Я прошёл мимо дежурной — подумал, что будь она пацаном, непременно отвесил бы ей воспитательный подзатыльник. Взглянул на лицо дежурного учителя — её моя персона сегодня не заинтересовала.
Огляделся.
— Красные галстуки реют над сквером — трамвай переехал отряд пионеров, — пробормотал я.
От обилия ярких красных косынок на плечах детей у меня зарябило в глазах. Я пальцем поправил очки, проводил взглядом молоденькую учительницу. Женщина прошла мимо стендов со школьным расписанием неспешной походкой манекенщицы. «Математичка», — выудил я из памяти информацию об этой женщине. Мысленно произнёс: «Ух, ты какая…» Почувствовал, как забурлила в моём юном теле кровь — она «прилила» не только к щекам. Я хмыкнул. Пожалел, что эта недавняя выпускница института не вела занятия у десятого «А» класса (фигурой своей нынешней учительницы вчера не заинтересовался: меня не привлекали женщины, которых я даже в лучшие годы не смог бы пронести на руках хотя бы пару шагов). Отметил, что смотрю вслед именно математичке, а не стройным голоногим старшеклассницам.
От интересного занятия меня отвлекла Кукушкина — семиклассница вновь взяла меня под руку и повела к гардеробу. Там мы с Леной разделились. Пионерка отправилась к ряду, у которого толпились её одноклассницы. А я подошёл к Лидочке Сергеевой — та уже повесила на крючок куртку, поправляла чёрный фартук от школьной формы. Одноклассница поприветствовала меня едва заметным кивком — я по-приятельски хлопнул её по плечу и провозгласил: «Привет, Сергеева! Хреново выглядишь. Не выспалась? Или приболела?» Ответа не дождался. Повернулся к будто онемевшей девчонке спиной. Лидочка возмущённо таращила на меня глаза: в подобном тоне я с ней до этого момента не общался — всё больше молча засматривался на интересные участки её тела. Я выбрал крючок для своей куртки. Быстро избавился от верхней одежды, переобулся.
На выходе из гардероба вновь встретился с Кукушкиной.
— Я… пойду? — сказала Лена. — У нас первым уроком математика.

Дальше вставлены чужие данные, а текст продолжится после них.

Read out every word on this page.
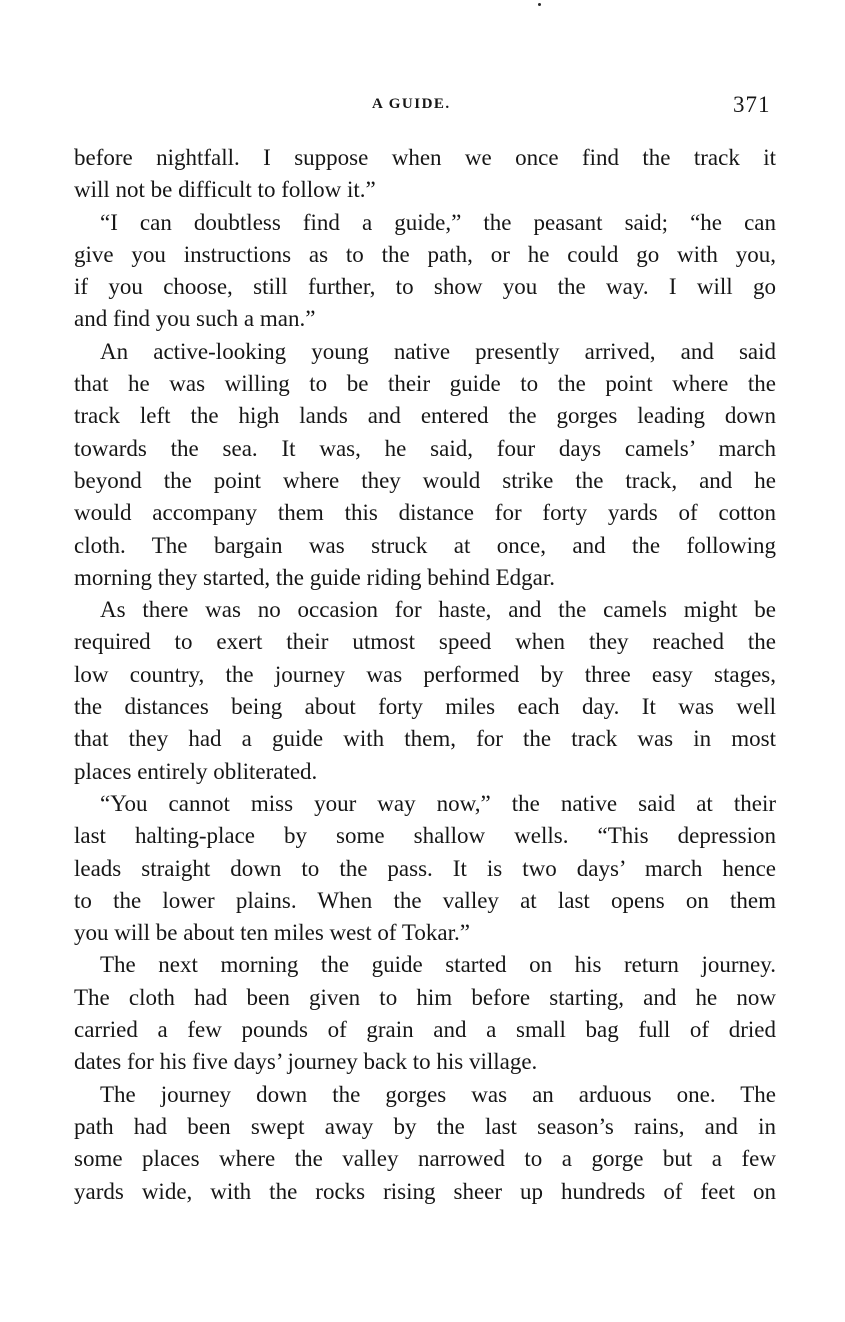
A GUIDE.	371
before nightfall. I suppose when we once find the track it
will not be difficult to follow it.”
“I can doubtless find a guide,” the peasant said; “he can
give you instructions as to the path, or he could go with you,
if you choose, still further, to show you the way. I will go
and find you such a man.”
An active-looking young native presently arrived, and said
that he was willing to be their guide to the point where the
track left the high lands and entered the gorges leading down
towards the sea. It was, he said, four days camels’ march
beyond the point where they would strike the track, and he
would accompany them this distance for forty yards of cotton
cloth. The bargain was struck at once, and the following
morning they started, the guide riding behind Edgar.
As there was no occasion for haste, and the camels might be
required to exert their utmost speed when they reached the
low country, the journey was performed by three easy stages,
the distances being about forty miles each day. It was well
that they had a guide with them, for the track was in most
places entirely obliterated.
“You cannot miss your way now,” the native said at their
last halting-place by some shallow wells. “This depression
leads straight down to the pass. It is two days’ march hence
to the lower plains. When the valley at last opens on them
you will be about ten miles west of Tokar.”
The next morning the guide started on his return journey.
The cloth had been given to him before starting, and he now
carried a few pounds of grain and a small bag full of dried
dates for his five days’ journey back to his village.
The journey down the gorges was an arduous one. The
path had been swept away by the last season’s rains, and in
some places where the valley narrowed to a gorge but a few
yards wide, with the rocks rising sheer up hundreds of feet on
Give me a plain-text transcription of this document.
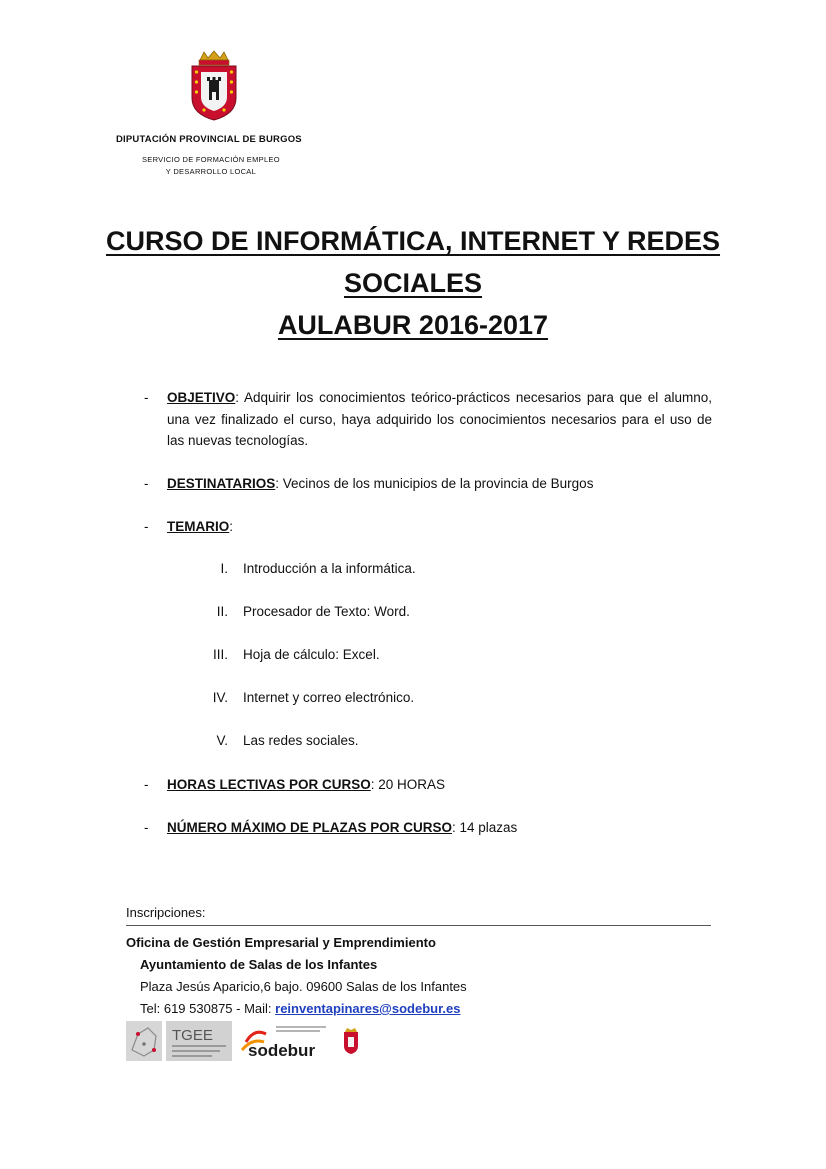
DIPUTACIÓN PROVINCIAL DE BURGOS
SERVICIO DE FORMACIÓN EMPLEO
Y DESARROLLO LOCAL
CURSO DE INFORMÁTICA, INTERNET Y REDES
SOCIALES
AULABUR 2016-2017
- OBJETIVO: Adquirir los conocimientos teórico-prácticos necesarios para que el alumno, una vez finalizado el curso, haya adquirido los conocimientos necesarios para el uso de las nuevas tecnologías.
- DESTINATARIOS: Vecinos de los municipios de la provincia de Burgos
- TEMARIO:
I. Introducción a la informática.
II. Procesador de Texto: Word.
III. Hoja de cálculo: Excel.
IV. Internet y correo electrónico.
V. Las redes sociales.
- HORAS LECTIVAS POR CURSO: 20 HORAS
- NÚMERO MÁXIMO DE PLAZAS POR CURSO: 14 plazas
Inscripciones:
Oficina de Gestión Empresarial y Emprendimiento
Ayuntamiento de Salas de los Infantes
Plaza Jesús Aparicio,6 bajo. 09600 Salas de los Infantes
Tel: 619 530875 - Mail: reinventapinares@sodebur.es
TGEE
sodebur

«Небось, у той фигуристой учительницы», — подумал я.
Кивнул.
— Иди, — сказал я.
Лена неуверенно улыбнулась и зашагала прочь. Не сразу отвела взгляд от моего лица. Едва не столкнулась с директором школы. Полковник чеканил шаг в направлении третьего корпуса. Семиклассница ударилась грудью о его локоть, испуганно ойкнула. Михаил Андреевич остановился. Придержал Кукушкину за плечи. Поинтересовался, куда школьница так спешила. Не выслушал ответ — легонько подтолкнул девочку в направлении классных комнат. Лена пропищала извинения и посмотрела в сторону наблюдавших за ДТП пионерок. Те громко прокомментировали «аварию» — насмешками. Снежин заметил меня и едва заметно кивнул. Я ответил на его жест громким «здравствуйте». Наряженный в строгий серый костюм директор школы и тощая пионерка с жиденькими косичками проследовали в разных направлениях.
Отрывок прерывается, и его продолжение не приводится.